Most deadlines aren’t deadlines because a lot of them are breached and no one dies.


The only way to get estimations right is to not do them. Estimations in software can not be accurate. Unless you keep a buffer of +-100% there is little chance to get it right. While scoping and planning a year or a quarter, estimations are OK at a big level. Do not do any other low-level estimations. It is a waste of time. Do not play planning poker. You will not get them right. Either you will cut corners and ship poor quality or you will crunch to prove that your estimations were correct. Managers should stop asking for them. Estimating software is nearly impossible because of the number of variables involved. You can do it if you have made the exact same thing before. A carpenter can tell you when the table would get finished because he has made the same thing, with similar tools and products over and over again for decades. In software, you can’t because if you were to make the same thing unlike physical things you would just use the existing software. Again, remnants of the industrial era. Software is not produced on assembly lines.

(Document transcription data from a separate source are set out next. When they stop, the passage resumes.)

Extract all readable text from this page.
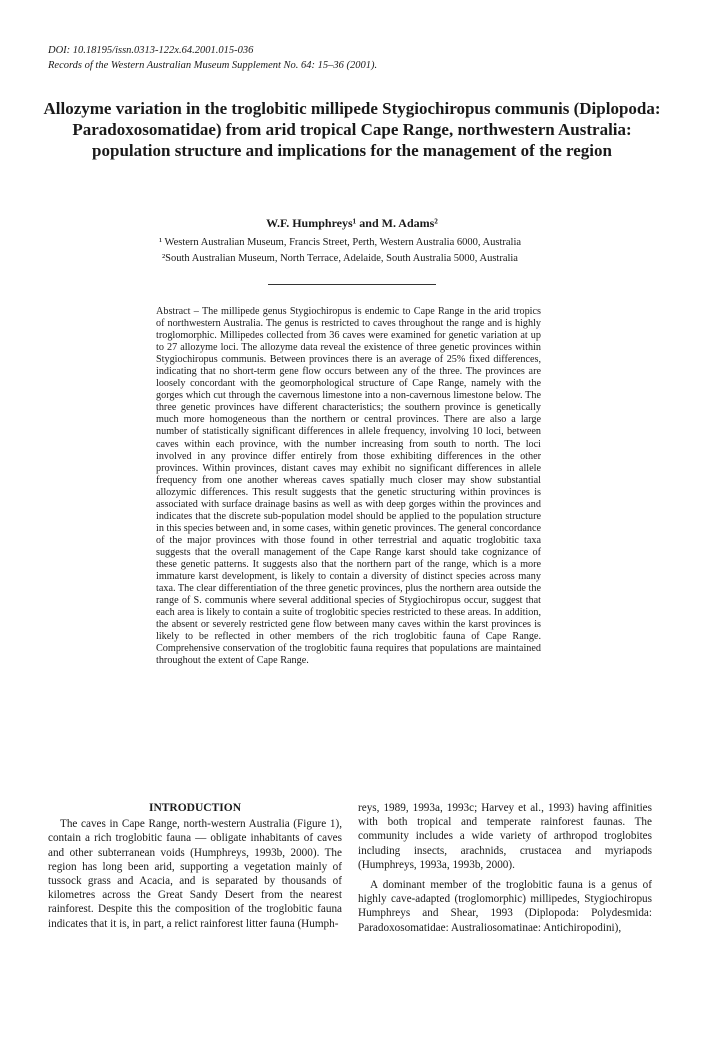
DOI: 10.18195/issn.0313-122x.64.2001.015-036
Records of the Western Australian Museum Supplement No. 64: 15–36 (2001).
Allozyme variation in the troglobitic millipede Stygiochiropus communis (Diplopoda: Paradoxosomatidae) from arid tropical Cape Range, northwestern Australia: population structure and implications for the management of the region
W.F. Humphreys¹ and M. Adams²
¹ Western Australian Museum, Francis Street, Perth, Western Australia 6000, Australia
²South Australian Museum, North Terrace, Adelaide, South Australia 5000, Australia

Abstract – The millipede genus Stygiochiropus is endemic to Cape Range in the arid tropics of northwestern Australia. The genus is restricted to caves throughout the range and is highly troglomorphic. Millipedes collected from 36 caves were examined for genetic variation at up to 27 allozyme loci. The allozyme data reveal the existence of three genetic provinces within Stygiochiropus communis. Between provinces there is an average of 25% fixed differences, indicating that no short-term gene flow occurs between any of the three. The provinces are loosely concordant with the geomorphological structure of Cape Range, namely with the gorges which cut through the cavernous limestone into a non-cavernous limestone below. The three genetic provinces have different characteristics; the southern province is genetically much more homogeneous than the northern or central provinces. There are also a large number of statistically significant differences in allele frequency, involving 10 loci, between caves within each province, with the number increasing from south to north. The loci involved in any province differ entirely from those exhibiting differences in the other provinces. Within provinces, distant caves may exhibit no significant differences in allele frequency from one another whereas caves spatially much closer may show substantial allozymic differences. This result suggests that the genetic structuring within provinces is associated with surface drainage basins as well as with deep gorges within the provinces and indicates that the discrete sub-population model should be applied to the population structure in this species between and, in some cases, within genetic provinces. The general concordance of the major provinces with those found in other terrestrial and aquatic troglobitic taxa suggests that the overall management of the Cape Range karst should take cognizance of these genetic patterns. It suggests also that the northern part of the range, which is a more immature karst development, is likely to contain a diversity of distinct species across many taxa. The clear differentiation of the three genetic provinces, plus the northern area outside the range of S. communis where several additional species of Stygiochiropus occur, suggest that each area is likely to contain a suite of troglobitic species restricted to these areas. In addition, the absent or severely restricted gene flow between many caves within the karst provinces is likely to be reflected in other members of the rich troglobitic fauna of Cape Range. Comprehensive conservation of the troglobitic fauna requires that populations are maintained throughout the extent of Cape Range.

INTRODUCTION

The caves in Cape Range, north-western Australia (Figure 1), contain a rich troglobitic fauna — obligate inhabitants of caves and other subterranean voids (Humphreys, 1993b, 2000). The region has long been arid, supporting a vegetation mainly of tussock grass and Acacia, and is separated by thousands of kilometres across the Great Sandy Desert from the nearest rainforest. Despite this the composition of the troglobitic fauna indicates that it is, in part, a relict rainforest litter fauna (Humph-

reys, 1989, 1993a, 1993c; Harvey et al., 1993) having affinities with both tropical and temperate rainforest faunas. The community includes a wide variety of arthropod troglobites including insects, arachnids, crustacea and myriapods (Humphreys, 1993a, 1993b, 2000).

A dominant member of the troglobitic fauna is a genus of highly cave-adapted (troglomorphic) millipedes, Stygiochiropus Humphreys and Shear, 1993 (Diplopoda: Polydesmida: Paradoxosomatidae: Australiosomatinae: Antichiropodini),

I dream of a world where people don’t ask for estimations and deadlines. Deadlines can’t be real in software. Most deadlines aren’t deadlines because a lot of them are breached and no one dies. We use the word too frequently and too leniently. I am not sure why the woke folk hasn’t already started a movement against it. Deadline is a line around a prison which if crossed by a prisoner required the guard to shoot them. Does that make software engineers prisoners? That is true to some extent for modern-day work but yeah, have some respect. Anyways, that was a rant but most deadlines are not urgent.

When everything is urgent then nothing is.

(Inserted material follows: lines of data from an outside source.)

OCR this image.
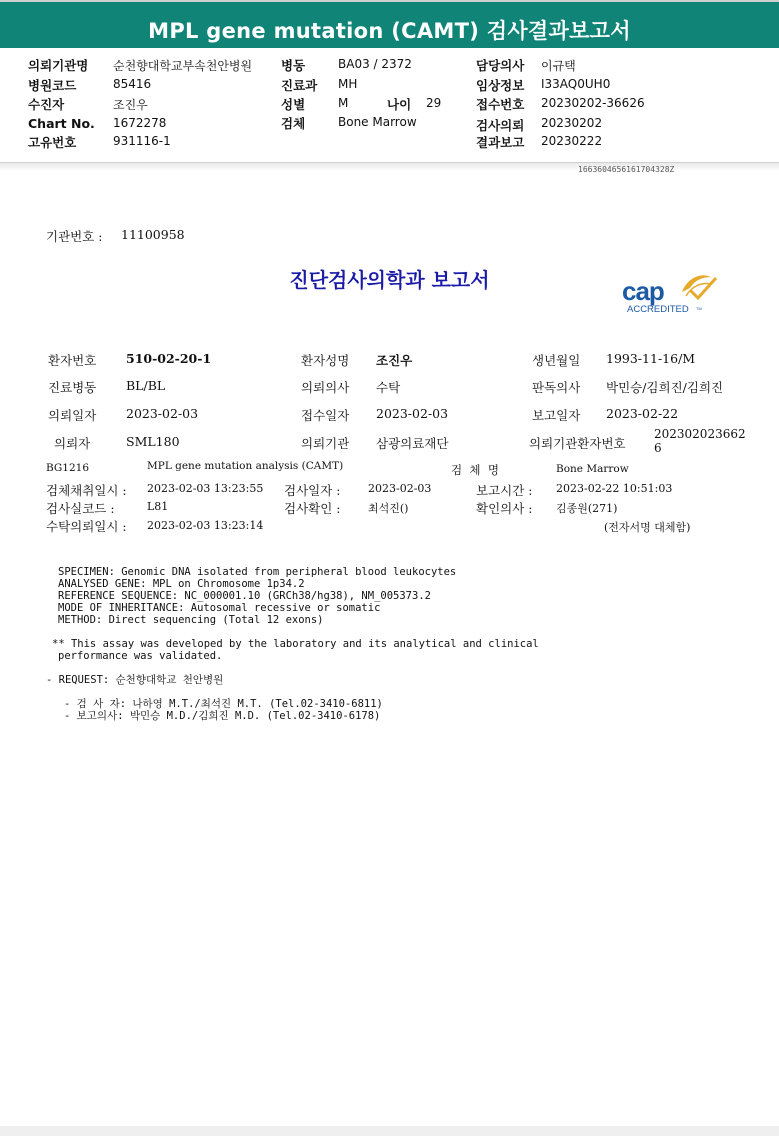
MPL gene mutation (CAMT) 검사결과보고서
의뢰기관명 순천향대학교부속천안병원
병원코드	85416
수진자	조진우
Chart No. 1672278
고유번호	931116-1
병동	BA03 / 2372
진료과 MH
성별	M	나이 29
검체	Bone Marrow
담당의사 이규택
임상정보 I33AQ0UH0
접수번호 20230202-36626
검사의뢰 20230202
결과보고 20230222
1663604656161704328Z
기관번호 : 11100958
진단검사의학과 보고서	cap
ACCREDITED TM
환자번호 510-02-20-1	환자성명 조진우	생년월일 1993-11-16/M
진료병동 BL/BL	의뢰의사 수탁	판독의사 박민승/김희진/김희진
의뢰일자 2023-02-03	접수일자 2023-02-03	보고일자 2023-02-22
의뢰자	SML180	의뢰기관 삼광의료재단	의뢰기관환자번호
202302023662
6
BG1216	MPL gene mutation analysis (CAMT)	검  체  명	Bone Marrow
검체채취일시 : 2023-02-03 13:23:55 검사일자 :	2023-02-03	보고시간 : 2023-02-22 10:51:03
검사실코드 :	L81	검사확인 :	최석진()	확인의사 : 김종원(271)
수탁의뢰일시 : 2023-02-03 13:23:14	(전자서명 대체함)
SPECIMEN: Genomic DNA isolated from peripheral blood leukocytes
ANALYSED GENE: MPL on Chromosome 1p34.2
REFERENCE SEQUENCE: NC_000001.10 (GRCh38/hg38), NM_005373.2
MODE OF INHERITANCE: Autosomal recessive or somatic
METHOD: Direct sequencing (Total 12 exons)
** This assay was developed by the laboratory and its analytical and clinical
performance was validated.
- REQUEST: 순천향대학교 천안병원
- 검 사 자: 나하영 M.T./최석진 M.T. (Tel.02-3410-6811)
- 보고의사: 박민승 M.D./김희진 M.D. (Tel.02-3410-6178)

If you decide to make a feature and someone estimated it would take 10 days and the deadline was set 15 days from then. Nothing would happen if it wasn’t shipped. There are certain forms of deadlines that are actually true and should be respected. That could be like an annual audit that has to happen on a certain date and you need to ship something to clear it. Most of those can be very easily planned. Don't put yourself or your team in a tight position lest they deliver shabby software. This is more for managers than engineers but realizing this is important to be free from prison someday.

Story pointing is a second-order effect of engineering managers trying to solve time-based estimations. Equally futile. Most people, in their heads if not openly, will anyways map story points to time in some sense and add some factor of uncertainty. Those who fix 1 story point to a simple bug fix in the app would still measure that it took them 2 hours to fix this bug so 1 story point is 2 hours of work. Subconsciously, the estimations part still lurks around in one form or another. Skip story pointing. Skip scrum.

When you press engineers on estimations, they are likely to cut corners and deliver poor quality. Instead, scope down things. Ship in iterations. Iterations that are so small that you wouldn’t bother asking for estimation and if it goes wrong, the least amount of time is wasted. Remember, we need to avoid heroic efforts. Many managers know estimations are hardly on point. Many managers just want estimations to hold people accountable instead of doing the real work. Real work is to scope down things. To fire people who cheat. To enable people. To come up with a good plan for a complex idea. To have the flexibility to adapt when things go south. To save a project from risk. To inject risk sometimes.

Nonetheless, your manager might want you to do estimations if you are not lucky enough to be in a company that doesn’t. You can find unlimited and near-useless literature on estimating software online. Here are a few futile tips from me.

  1. Try to make an accurate estimation then 2x the time.
  2. Giving estimates to line managers and the CEO is different. CEOs are interested in when it will be live.
  3. Under commit, over deliver.
  4. Revisit your estimations after delivery and see how accurate you were. Where you went wrong and what can be improved.
  5. If you need time to tell how much time it would take, buy that time. Tell ‘em you will be back with estimates.
  6. If requirements change, escalate that if it will take more time.
  7. If you work 8 hours a day, consider a day’s work to be 6 hours. If something will take 16 hours that means you will open it for review in three days, not two.
  8. When development is done a PR is reviewed, QAed, and possibly rejected. Once it's approved it will be merged and released with the next release. Getting 10 minutes of work to production can take 1 to 15 days depending on the size of the company.
  9. If there are unknowns, a lot of communications, external teams, and third-party integrations involved, keep a buffer.
  10. Breaking the task down helps. Imagine all the flows that you are going to program.

However, it will still take a decade of hit and trial before you could estimate with reasonable accuracy.